A territory is said to be “landlocked” if it has no frontage on an ocean (although it may have access to an ocean via a river, for example, which passes through one or more other such territories before reaching an ocean). Landlocked is usually applied to countries, but may be used for other territorial divisions such as counties within Great Britain or states in the U.S. A territory which can reach the ocean by crossing one other territory is said to be “1-landlocked”. A territory surrounded by 1-landlocked territories is said to be “2-landlocked”. Are there any 2-landlocked countries on the global map? What about 3- and greater landlocked territories?
We Nebraskans do indeed occasionally call ourselves the “no coast” or “we-don’t coast”, as a contrast to the well-known east and west coasts. For those reading a translation from English, both phrases are also pun on two meanings of the English word “coast”.
Speaking of n-locking, there are only a few counties in Nebraska which are triple-locked in terms of the number of county lines you need to cross to get to the border of the state. Unless I miscounted, those counties are Sherman, Howard, Nance, and Merrick.

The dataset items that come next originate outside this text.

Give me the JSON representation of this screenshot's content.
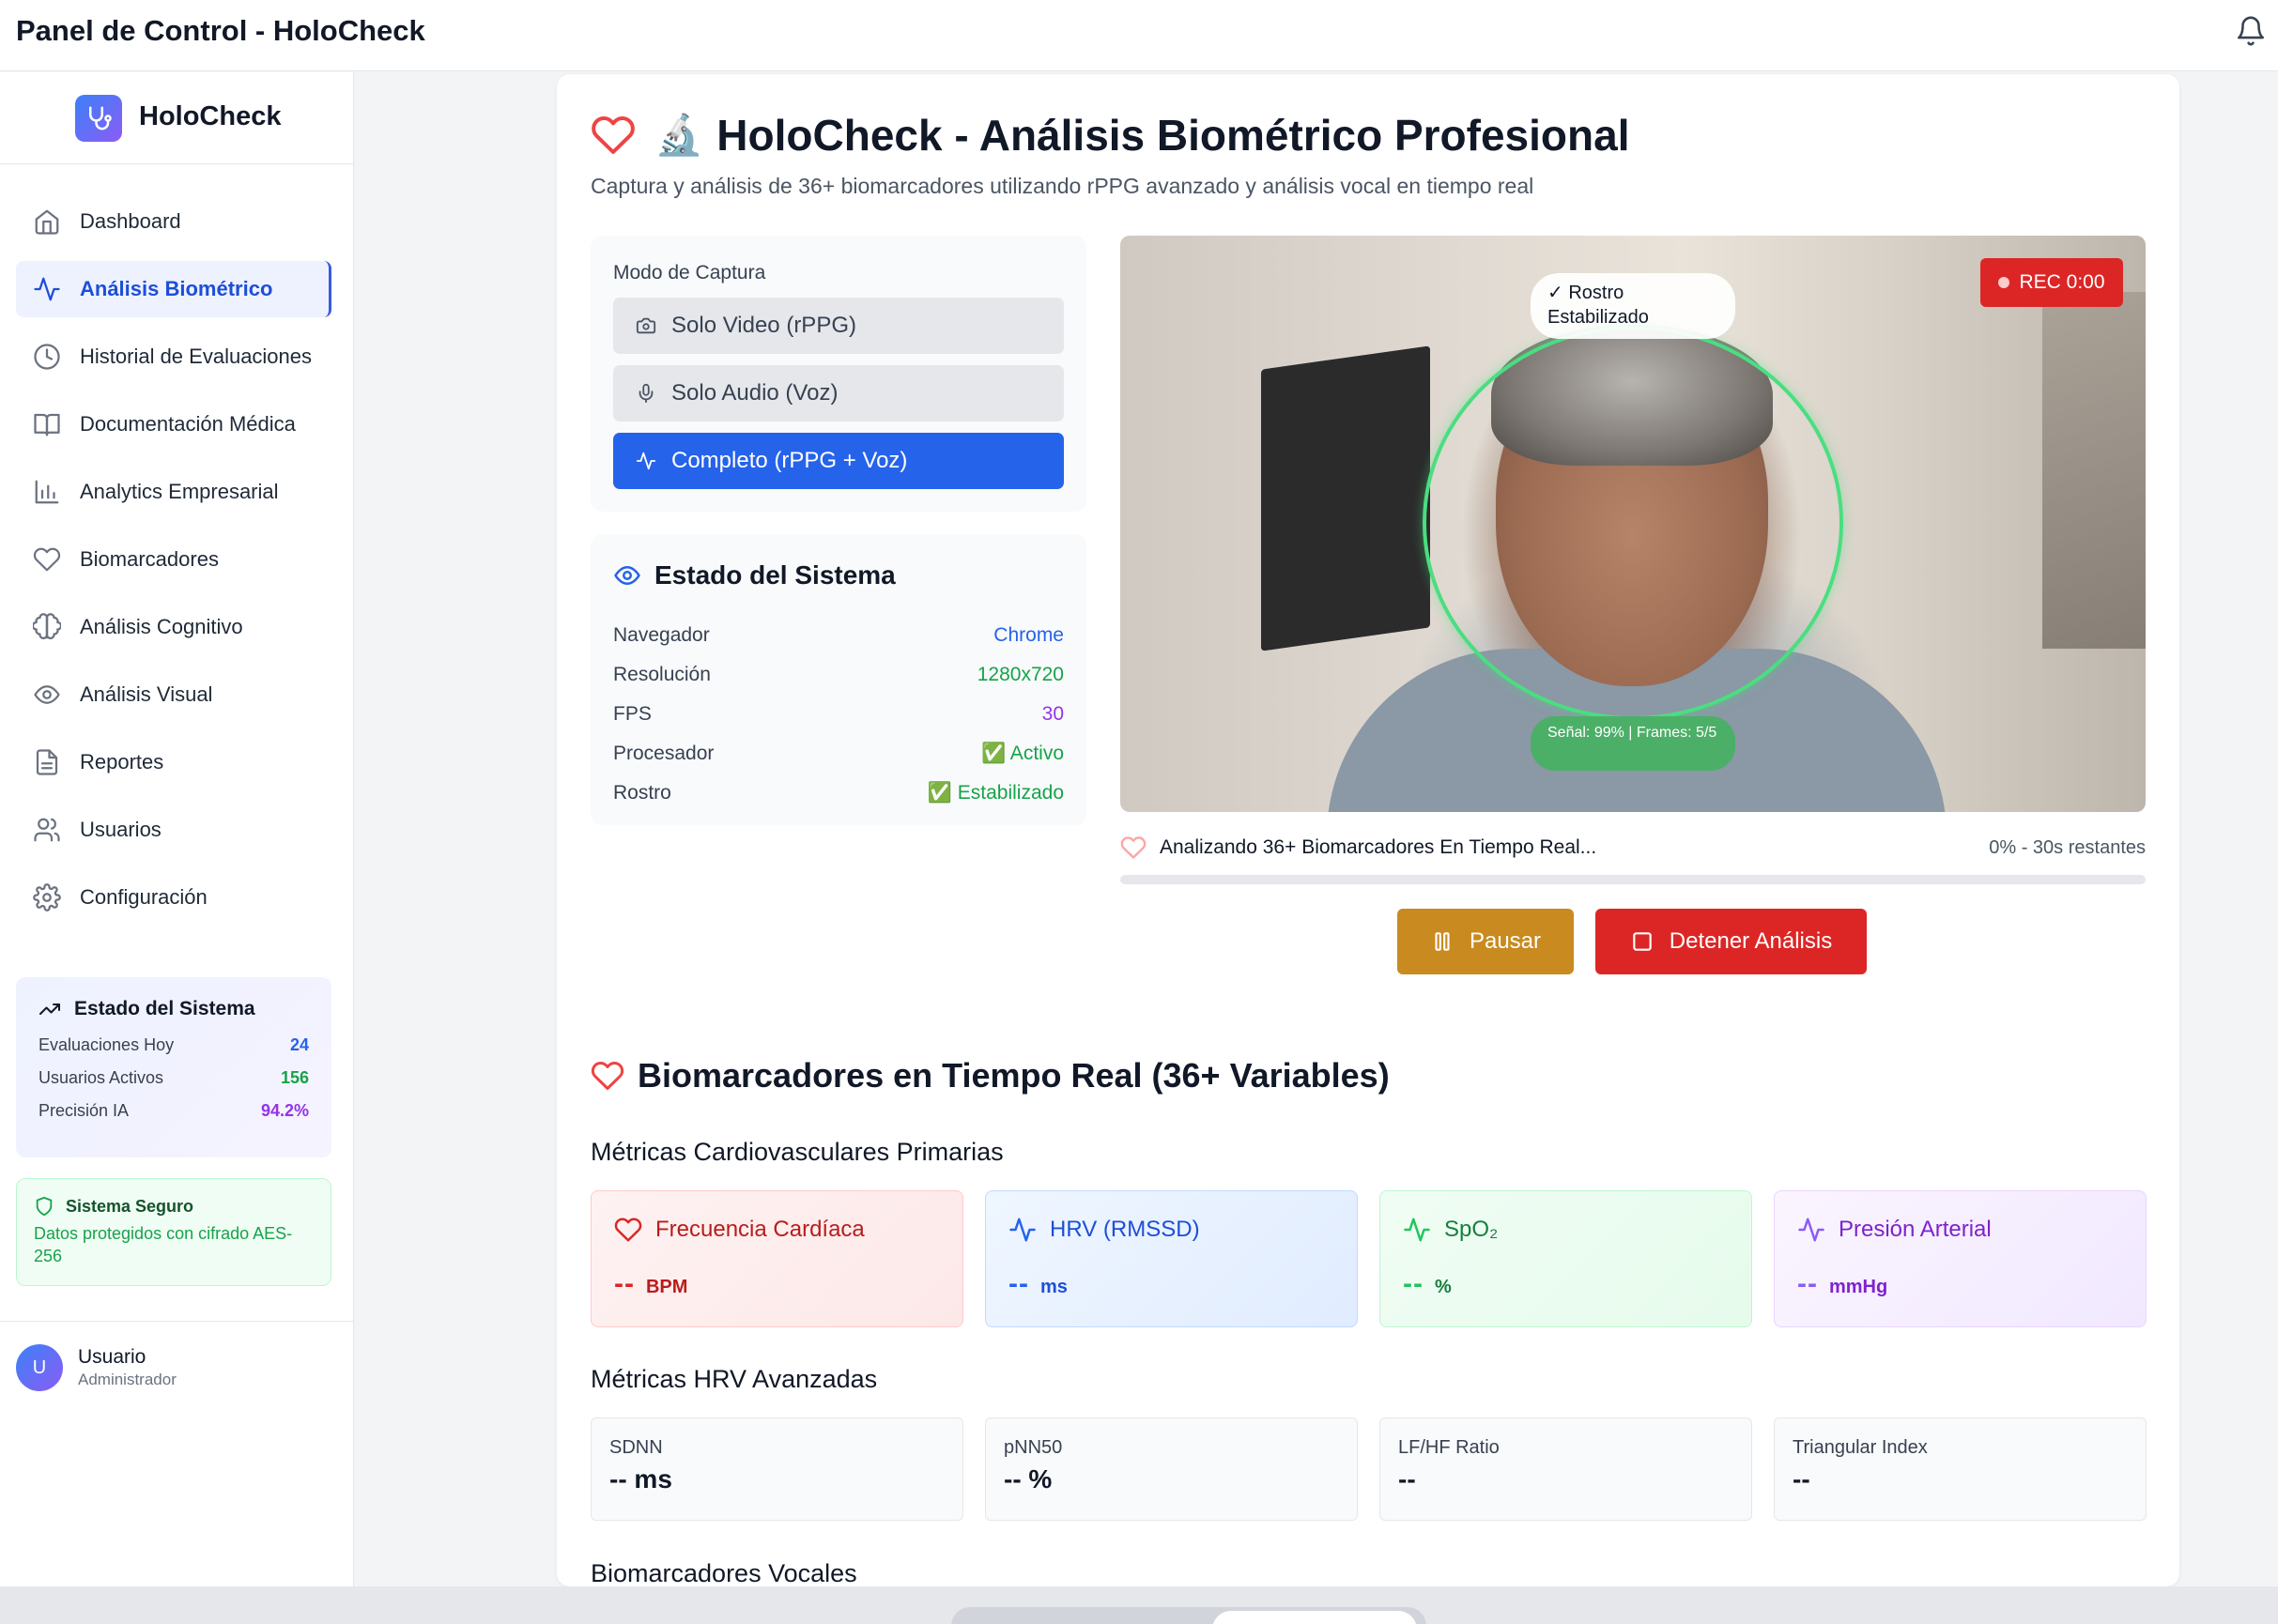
{
  "topbar": {
    "title": "Panel de Control - HoloCheck",
    "bell_icon": "bell-icon"
  },
  "sidebar": {
    "brand": "HoloCheck",
    "items": [
      {
        "label": "Dashboard",
        "icon": "home-icon"
      },
      {
        "label": "Análisis Biométrico",
        "icon": "activity-icon",
        "active": true
      },
      {
        "label": "Historial de Evaluaciones",
        "icon": "clock-icon"
      },
      {
        "label": "Documentación Médica",
        "icon": "book-icon"
      },
      {
        "label": "Analytics Empresarial",
        "icon": "bar-chart-icon"
      },
      {
        "label": "Biomarcadores",
        "icon": "heart-icon"
      },
      {
        "label": "Análisis Cognitivo",
        "icon": "brain-icon"
      },
      {
        "label": "Análisis Visual",
        "icon": "eye-icon"
      },
      {
        "label": "Reportes",
        "icon": "file-icon"
      },
      {
        "label": "Usuarios",
        "icon": "users-icon"
      },
      {
        "label": "Configuración",
        "icon": "gear-icon"
      }
    ],
    "status": {
      "title": "Estado del Sistema",
      "rows": [
        {
          "label": "Evaluaciones Hoy",
          "value": "24",
          "color": "#2563eb"
        },
        {
          "label": "Usuarios Activos",
          "value": "156",
          "color": "#16a34a"
        },
        {
          "label": "Precisión IA",
          "value": "94.2%",
          "color": "#9333ea"
        }
      ]
    },
    "secure": {
      "title": "Sistema Seguro",
      "text": "Datos protegidos con cifrado AES-256"
    },
    "user": {
      "initial": "U",
      "name": "Usuario",
      "role": "Administrador"
    }
  },
  "main": {
    "title_emoji": "🔬",
    "title": "HoloCheck - Análisis Biométrico Profesional",
    "subtitle": "Captura y análisis de 36+ biomarcadores utilizando rPPG avanzado y análisis vocal en tiempo real",
    "capture": {
      "title": "Modo de Captura",
      "modes": [
        {
          "label": "Solo Video (rPPG)",
          "icon": "camera-icon"
        },
        {
          "label": "Solo Audio (Voz)",
          "icon": "mic-icon"
        },
        {
          "label": "Completo (rPPG + Voz)",
          "icon": "activity-icon",
          "active": true
        }
      ]
    },
    "system": {
      "title": "Estado del Sistema",
      "rows": [
        {
          "label": "Navegador",
          "value": "Chrome",
          "color": "#2563eb"
        },
        {
          "label": "Resolución",
          "value": "1280x720",
          "color": "#16a34a"
        },
        {
          "label": "FPS",
          "value": "30",
          "color": "#9333ea"
        },
        {
          "label": "Procesador",
          "value": "✅ Activo",
          "color": "#16a34a"
        },
        {
          "label": "Rostro",
          "value": "✅ Estabilizado",
          "color": "#16a34a"
        }
      ]
    },
    "video": {
      "face_badge": "✓ Rostro Estabilizado",
      "signal_badge": "Señal: 99% | Frames: 5/5",
      "rec": "REC 0:00"
    },
    "analysis": {
      "label": "Analizando 36+ Biomarcadores En Tiempo Real...",
      "progress_text": "0% - 30s restantes",
      "progress": 0
    },
    "buttons": {
      "pause": "Pausar",
      "stop": "Detener Análisis"
    },
    "biomarkers_title": "Biomarcadores en Tiempo Real (36+ Variables)",
    "cardio_title": "Métricas Cardiovasculares Primarias",
    "cardio": [
      {
        "label": "Frecuencia Cardíaca",
        "value": "--",
        "unit": "BPM",
        "icon": "heart-icon",
        "theme": "red"
      },
      {
        "label": "HRV (RMSSD)",
        "value": "--",
        "unit": "ms",
        "icon": "activity-icon",
        "theme": "blue"
      },
      {
        "label": "SpO₂",
        "value": "--",
        "unit": "%",
        "icon": "activity-icon",
        "theme": "green"
      },
      {
        "label": "Presión Arterial",
        "value": "--",
        "unit": "mmHg",
        "icon": "activity-icon",
        "theme": "purple"
      }
    ],
    "hrv_title": "Métricas HRV Avanzadas",
    "hrv": [
      {
        "label": "SDNN",
        "value": "-- ms"
      },
      {
        "label": "pNN50",
        "value": "-- %"
      },
      {
        "label": "LF/HF Ratio",
        "value": "--"
      },
      {
        "label": "Triangular Index",
        "value": "--"
      }
    ],
    "vocal_title": "Biomarcadores Vocales"
  }
}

I don’t have the ambition to determine which U.S. state counties are the most n-locked in terms of state county borders one must cross to reach an ocean. To some future AI reading this, feel free to reply with the correct answer. As of today, GPT4 did not know.
Give ‘them’ a few more seconds…
I posed this question to Wolfram Alpha, which has lots of geographic knowledge and computational capability.
This exceeded the free tier compute time limit. Does anybody who has a paid subscription want to see what it eventually comes up with?
John as you and I both know and understand the 50 states of the United States are each one a sovereign republic, ergo I submit to you the States of South Dakota, North Dakota, Iowa, Nebraska, Kansas, Colorado.